Еще не осознав до конца смысла его слов, я поднесла вино к губам. Но тут страшная, крамольная суть фразы дошла до моего воспаленного сознания, и я, благополучно расплескав так и не распробованное мной эльфийское, вскочила с места.
– Ты чего? – сдавленно прохрипела я. – Ты сам-то понимаешь, что говоришь?
– Сядь, прошу тебя! – Генрих досадливо поморщился и потянул меня обратно за стол. – На нас уже обращают внимание!
Уже после того как я все-таки выпила вино, на самом деле оказавшееся совсем не таким гадким, как это предположил Генрих, я вспомнила загадочные вещи, высказанные совсем недавно полупьяной тетушкой Чумой, и, может быть, излишне эмоционально, но точно и коротко изложила барону свою необычную историю. Сильф внимал, затаив дыхание, не перебив меня ни разу и, кажется, даже особо не удивляясь. Лишь нервный жест, которым он непрерывно подкручивал свои тонкие усики, выдавал его волнение. После того как я умолкла, он некоторое время сидел молча, задумчиво барабаня пальцами по деревянной столешнице. К тому уже весьма позднему времени бльшая часть посетителей покинула обеденную залу «Жареного карася». Хозяин притушил свет ламп, и мы могли больше не опасаться, что наш странный разговор будет кем-то услышан. Как я заметила, Генрих не случайно выбрал самый дальний столик, поэтому теперь, когда мы остались почти одни, он снял маску, закрывавшую его лицо, и снова явил мне удивительное сочетание красоты и безобразия.

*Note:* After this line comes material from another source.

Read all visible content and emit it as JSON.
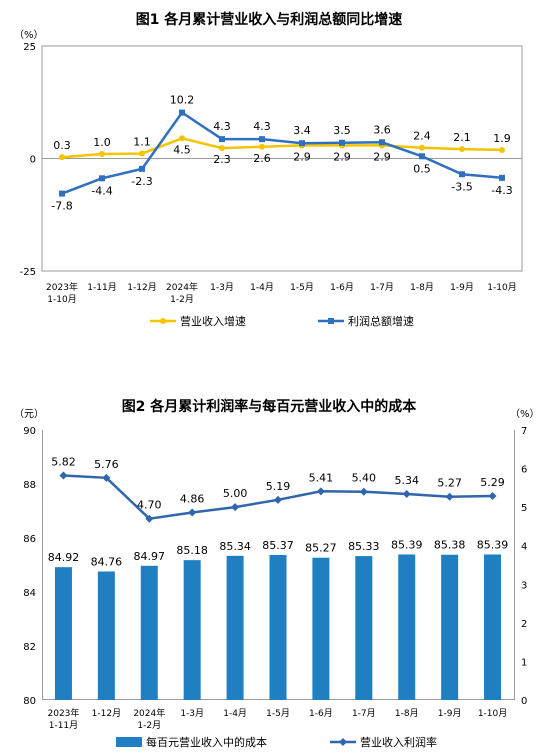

– Посмотри на меня, – неожиданно сказал он, и я невольно вздрогнула от интонаций, появившихся в его проникновенном голосе, – а вдь когда-то сильфы были так прекрасны, что даже сами эльфы испытывали жгучую зависть к нашей красоте…
– Так что же с вами случилось? Неужели ты тоскуешь по утраченной красоте? – удивилась я.
– Нет! – Генрих гордо вздернул подбородок. – Я скорблю лишь о страшной доле тех, на чью сторону мы встали в войне, проигранной много столетий назад. И о жестокости победителей, навечно наказавших нас клеймом уродства за наш выбор и наше нежелание покориться недостойным господам.
– За кого вы воевали, Генрих? – спросила я, уже не сомневаясь в ответе, который мне предстояло услышать.
– За Пресветлых богов, – ответ сильфа был полон горечи, – проигравших демонам-ученикам, посмевшим поднять руку на своих учителей. Демоны победили подлостью, отобрали у богов истинный облик и заточили их в Озере Безвременья. А теперь жестокостью и обманом лже-боги правят этим миром.
– А Игла?
– Только Игла может сокрушить власть лже-богов!
– В руках женщины из проклятого рода? – полуутвердительно-полувопросительно предположила я.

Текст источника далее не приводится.